娘的手機忘了拿,我要上樓幫她拿,她說不用,開玩笑的說:「你是不是有什麼電話不敢讓我看到?」
「去你的,那你就上去拿好了。」
「你會不會趁我上樓得時候另外撥電話給別人?」
「你到底在說什麼?」
「如果你有新男友就直說,我可以接受的。」
她笑了起來:「我沒有新男友,如果我有,你能怎樣?天要下雨,娘要嫁人,你管得著嗎?」
小時候,常聽家裡的親戚說一些老頭的壞話,不外乎就是老頭從前也不學好,一天到晚在外頭跟人家打架,但我始終無法求證,只知道他修理我的時候真狠。
國中的時候,有個鄰居半夜發酒瘋,大呼小叫之外還踹了我家的門,老頭走出去請他安靜一些,他除了用髒話問候,還將口水吐在老頭臉上,但老頭什麼都沒做,進門只把臉擦了,就叫我去睡覺。
我氣到睡不著,第二天一早問他:「你從前不是很厲害嗎?為什麼昨天晚上不揍他。」
他笑了笑說:「還不都是生了你。」
昨夜在外頭待得太晚,去牽車時便尋不著機車的蹤影,只見到停車格裡一個巨大的南瓜。
我和娘經常意見不合,但也就是吵完就算,上回實在氣不過,走回房間時把小鬼頭一把拉過來,悄悄跟她說:「你幫舅舅用力把門關上!」
某個黃道吉日,我興沖沖的選了吉時,開始焚香並準備了道具,忽然發現有東西忘了拿,一打開房門,見小鬼頭站在門口,她好奇的問:「你在幹嘛?」
這件事實在不好解釋,又不能明白的告訴她舅舅是個巫師,她瞥見我桌上的大鍋,恍然的說:「喔!你在扮家家酒。

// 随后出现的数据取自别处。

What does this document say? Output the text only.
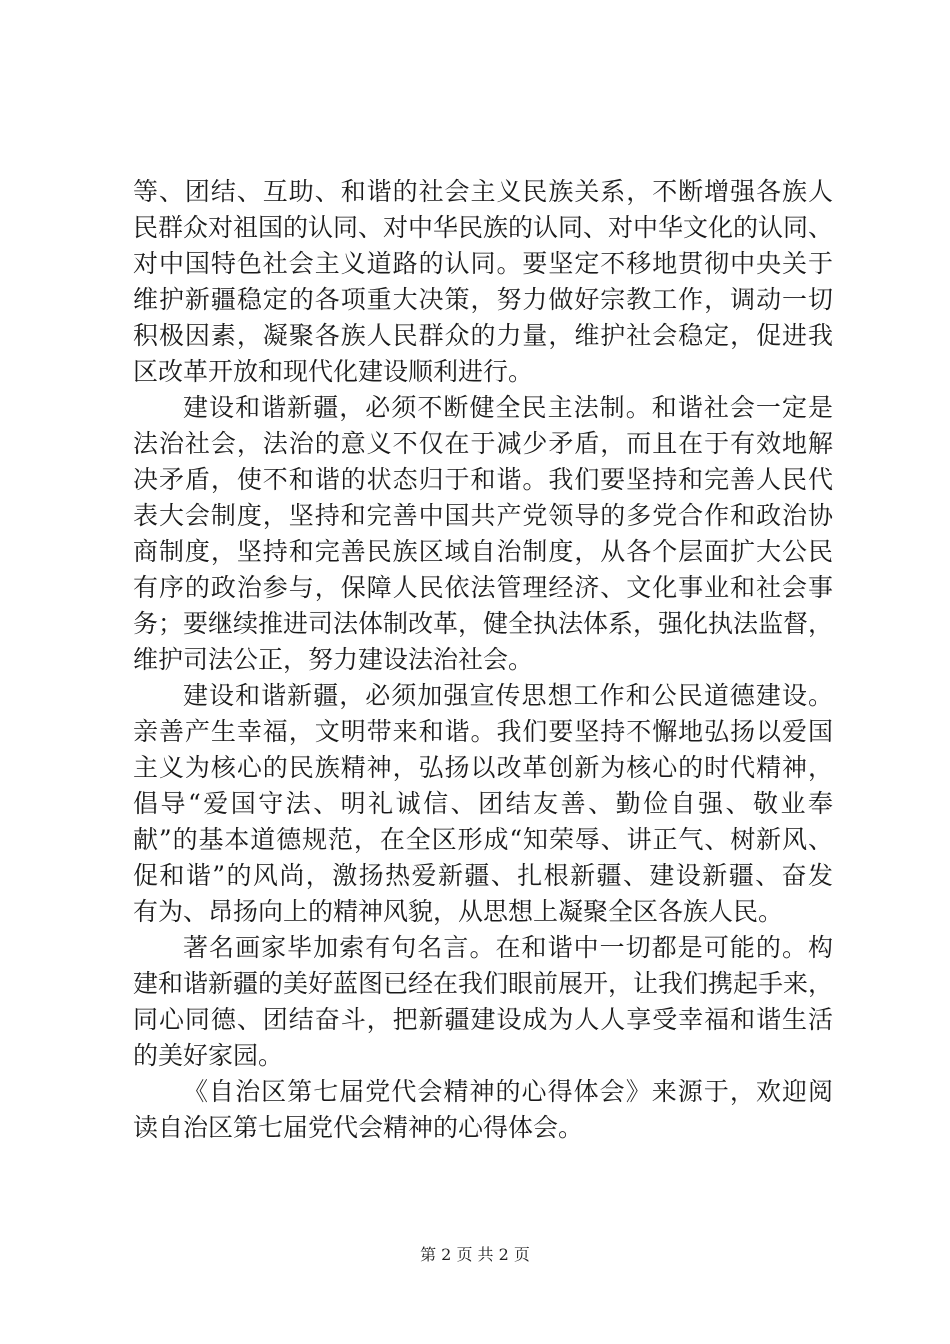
等、团结、互助、和谐的社会主义民族关系，不断增强各族人
民群众对祖国的认同、对中华民族的认同、对中华文化的认同、
对中国特色社会主义道路的认同。要坚定不移地贯彻中央关于
维护新疆稳定的各项重大决策，努力做好宗教工作，调动一切
积极因素，凝聚各族人民群众的力量，维护社会稳定，促进我
区改革开放和现代化建设顺利进行。
建设和谐新疆，必须不断健全民主法制。和谐社会一定是
法治社会，法治的意义不仅在于减少矛盾，而且在于有效地解
决矛盾，使不和谐的状态归于和谐。我们要坚持和完善人民代
表大会制度，坚持和完善中国共产党领导的多党合作和政治协
商制度，坚持和完善民族区域自治制度，从各个层面扩大公民
有序的政治参与，保障人民依法管理经济、文化事业和社会事
务；要继续推进司法体制改革，健全执法体系，强化执法监督，
维护司法公正，努力建设法治社会。
建设和谐新疆，必须加强宣传思想工作和公民道德建设。
亲善产生幸福，文明带来和谐。我们要坚持不懈地弘扬以爱国
主义为核心的民族精神，弘扬以改革创新为核心的时代精神，
倡导“爱国守法、明礼诚信、团结友善、勤俭自强、敬业奉
献”的基本道德规范，在全区形成“知荣辱、讲正气、树新风、
促和谐”的风尚，激扬热爱新疆、扎根新疆、建设新疆、奋发
有为、昂扬向上的精神风貌，从思想上凝聚全区各族人民。
著名画家毕加索有句名言。在和谐中一切都是可能的。构
建和谐新疆的美好蓝图已经在我们眼前展开，让我们携起手来，
同心同德、团结奋斗，把新疆建设成为人人享受幸福和谐生活
的美好家园。
《自治区第七届党代会精神的心得体会》来源于，欢迎阅
读自治区第七届党代会精神的心得体会。
第 2 页 共 2 页
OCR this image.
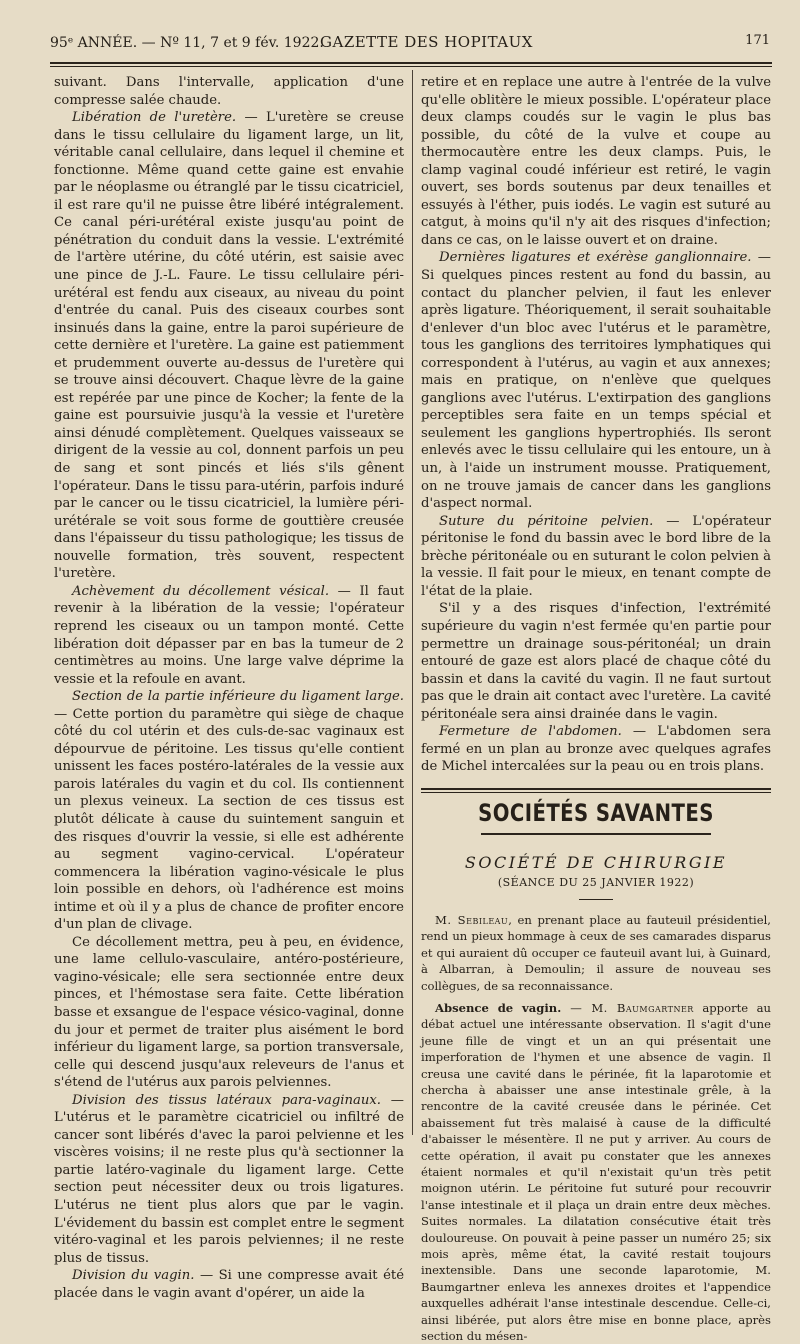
95ᵉ ANNÉE. — Nº 11, 7 et 9 fév. 1922.
GAZETTE DES HOPITAUX	171

suivant. Dans l'intervalle, application d'une compresse salée chaude.

Libération de l'uretère. — L'uretère se creuse dans le tissu cellulaire du ligament large, un lit, véritable canal cellulaire, dans lequel il chemine et fonctionne. Même quand cette gaine est envahie par le néoplasme ou étranglé par le tissu cicatriciel, il est rare qu'il ne puisse être libéré intégralement. Ce canal péri-urétéral existe jusqu'au point de pénétration du conduit dans la vessie. L'extrémité de l'artère utérine, du côté utérin, est saisie avec une pince de J.-L. Faure. Le tissu cellulaire péri-urétéral est fendu aux ciseaux, au niveau du point d'entrée du canal. Puis des ciseaux courbes sont insinués dans la gaine, entre la paroi supérieure de cette dernière et l'uretère. La gaine est patiemment et prudemment ouverte au-dessus de l'uretère qui se trouve ainsi découvert. Chaque lèvre de la gaine est repérée par une pince de Kocher; la fente de la gaine est poursuivie jusqu'à la vessie et l'uretère ainsi dénudé complètement. Quelques vaisseaux se dirigent de la vessie au col, donnent parfois un peu de sang et sont pincés et liés s'ils gênent l'opérateur. Dans le tissu para-utérin, parfois induré par le cancer ou le tissu cicatriciel, la lumière péri-urétérale se voit sous forme de gouttière creusée dans l'épaisseur du tissu pathologique; les tissus de nouvelle formation, très souvent, respectent l'uretère.

Achèvement du décollement vésical. — Il faut revenir à la libération de la vessie; l'opérateur reprend les ciseaux ou un tampon monté. Cette libération doit dépasser par en bas la tumeur de 2 centimètres au moins. Une large valve déprime la vessie et la refoule en avant.

Section de la partie inférieure du ligament large. — Cette portion du paramètre qui siège de chaque côté du col utérin et des culs-de-sac vaginaux est dépourvue de péritoine. Les tissus qu'elle contient unissent les faces postéro-latérales de la vessie aux parois latérales du vagin et du col. Ils contiennent un plexus veineux. La section de ces tissus est plutôt délicate à cause du suintement sanguin et des risques d'ouvrir la vessie, si elle est adhérente au segment vagino-cervical. L'opérateur commencera la libération vagino-vésicale le plus loin possible en dehors, où l'adhérence est moins intime et où il y a plus de chance de profiter encore d'un plan de clivage.

Ce décollement mettra, peu à peu, en évidence, une lame cellulo-vasculaire, antéro-postérieure, vagino-vésicale; elle sera sectionnée entre deux pinces, et l'hémostase sera faite. Cette libération basse et exsangue de l'espace vésico-vaginal, donne du jour et permet de traiter plus aisément le bord inférieur du ligament large, sa portion transversale, celle qui descend jusqu'aux releveurs de l'anus et s'étend de l'utérus aux parois pelviennes.

Division des tissus latéraux para-vaginaux. — L'utérus et le paramètre cicatriciel ou infiltré de cancer sont libérés d'avec la paroi pelvienne et les viscères voisins; il ne reste plus qu'à sectionner la partie latéro-vaginale du ligament large. Cette section peut nécessiter deux ou trois ligatures. L'utérus ne tient plus alors que par le vagin. L'évidement du bassin est complet entre le segment vitéro-vaginal et les parois pelviennes; il ne reste plus de tissus.

Division du vagin. — Si une compresse avait été placée dans le vagin avant d'opérer, un aide la

retire et en replace une autre à l'entrée de la vulve qu'elle oblitère le mieux possible. L'opérateur place deux clamps coudés sur le vagin le plus bas possible, du côté de la vulve et coupe au thermocautère entre les deux clamps. Puis, le clamp vaginal coudé inférieur est retiré, le vagin ouvert, ses bords soutenus par deux tenailles et essuyés à l'éther, puis iodés. Le vagin est suturé au catgut, à moins qu'il n'y ait des risques d'infection; dans ce cas, on le laisse ouvert et on draine.

Dernières ligatures et exérèse ganglionnaire. — Si quelques pinces restent au fond du bassin, au contact du plancher pelvien, il faut les enlever après ligature. Théoriquement, il serait souhaitable d'enlever d'un bloc avec l'utérus et le paramètre, tous les ganglions des territoires lymphatiques qui correspondent à l'utérus, au vagin et aux annexes; mais en pratique, on n'enlève que quelques ganglions avec l'utérus. L'extirpation des ganglions perceptibles sera faite en un temps spécial et seulement les ganglions hypertrophiés. Ils seront enlevés avec le tissu cellulaire qui les entoure, un à un, à l'aide un instrument mousse. Pratiquement, on ne trouve jamais de cancer dans les ganglions d'aspect normal.

Suture du péritoine pelvien. — L'opérateur péritonise le fond du bassin avec le bord libre de la brèche péritonéale ou en suturant le colon pelvien à la vessie. Il fait pour le mieux, en tenant compte de l'état de la plaie.

S'il y a des risques d'infection, l'extrémité supérieure du vagin n'est fermée qu'en partie pour permettre un drainage sous-péritonéal; un drain entouré de gaze est alors placé de chaque côté du bassin et dans la cavité du vagin. Il ne faut surtout pas que le drain ait contact avec l'uretère. La cavité péritonéale sera ainsi drainée dans le vagin.

Fermeture de l'abdomen. — L'abdomen sera fermé en un plan au bronze avec quelques agrafes de Michel intercalées sur la peau ou en trois plans.

SOCIÉTÉS SAVANTES
SOCIÉTÉ DE CHIRURGIE

(SÉANCE DU 25 JANVIER 1922)

M. Sebileau, en prenant place au fauteuil présidentiel, rend un pieux hommage à ceux de ses camarades disparus et qui auraient dû occuper ce fauteuil avant lui, à Guinard, à Albarran, à Demoulin; il assure de nouveau ses collègues, de sa reconnaissance.

Absence de vagin. — M. Baumgartner apporte au débat actuel une intéressante observation. Il s'agit d'une jeune fille de vingt et un an qui présentait une imperforation de l'hymen et une absence de vagin. Il creusa une cavité dans le périnée, fit la laparotomie et chercha à abaisser une anse intestinale grêle, à la rencontre de la cavité creusée dans le périnée. Cet abaissement fut très malaisé à cause de la difficulté d'abaisser le mésentère. Il ne put y arriver. Au cours de cette opération, il avait pu constater que les annexes étaient normales et qu'il n'existait qu'un très petit moignon utérin. Le péritoine fut suturé pour recouvrir l'anse intestinale et il plaça un drain entre deux mèches. Suites normales. La dilatation consécutive était très douloureuse. On pouvait à peine passer un numéro 25; six mois après, même état, la cavité restait toujours inextensible. Dans une seconde laparotomie, M. Baumgartner enleva les annexes droites et l'appendice auxquelles adhérait l'anse intestinale descendue. Celle-ci, ainsi libérée, put alors être mise en bonne place, après section du mésen-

」
「對對對,舅舅在扮家家酒。」這真是最好的解釋了。
「你怎麼那麼幼稚?」她很成熟的離開了。
「你現在怎麼會變得那麼自私、現實、嗜錢如命、俗不可耐?和以前差好多。」
「老實說我以前到底是什麼樣子?」
「你以前常說,你只要一個愛你的女生,然後你也愛她,一起安安穩穩的過過小日子就好了。」
「好像有這麼回事,問題是,我所愛的女生都不愛那個樣子的我,她們嫌我沒出息,所以跟我分手了,包括妳。」
大專聯考時,考了個吊車尾,總算有學校可讀,所以考夜間部的時候非常輕鬆,根本沒唸書。每節課的四十分鐘到了,就搶著交卷,操場上有負責在考場輪值的女高中生打排球。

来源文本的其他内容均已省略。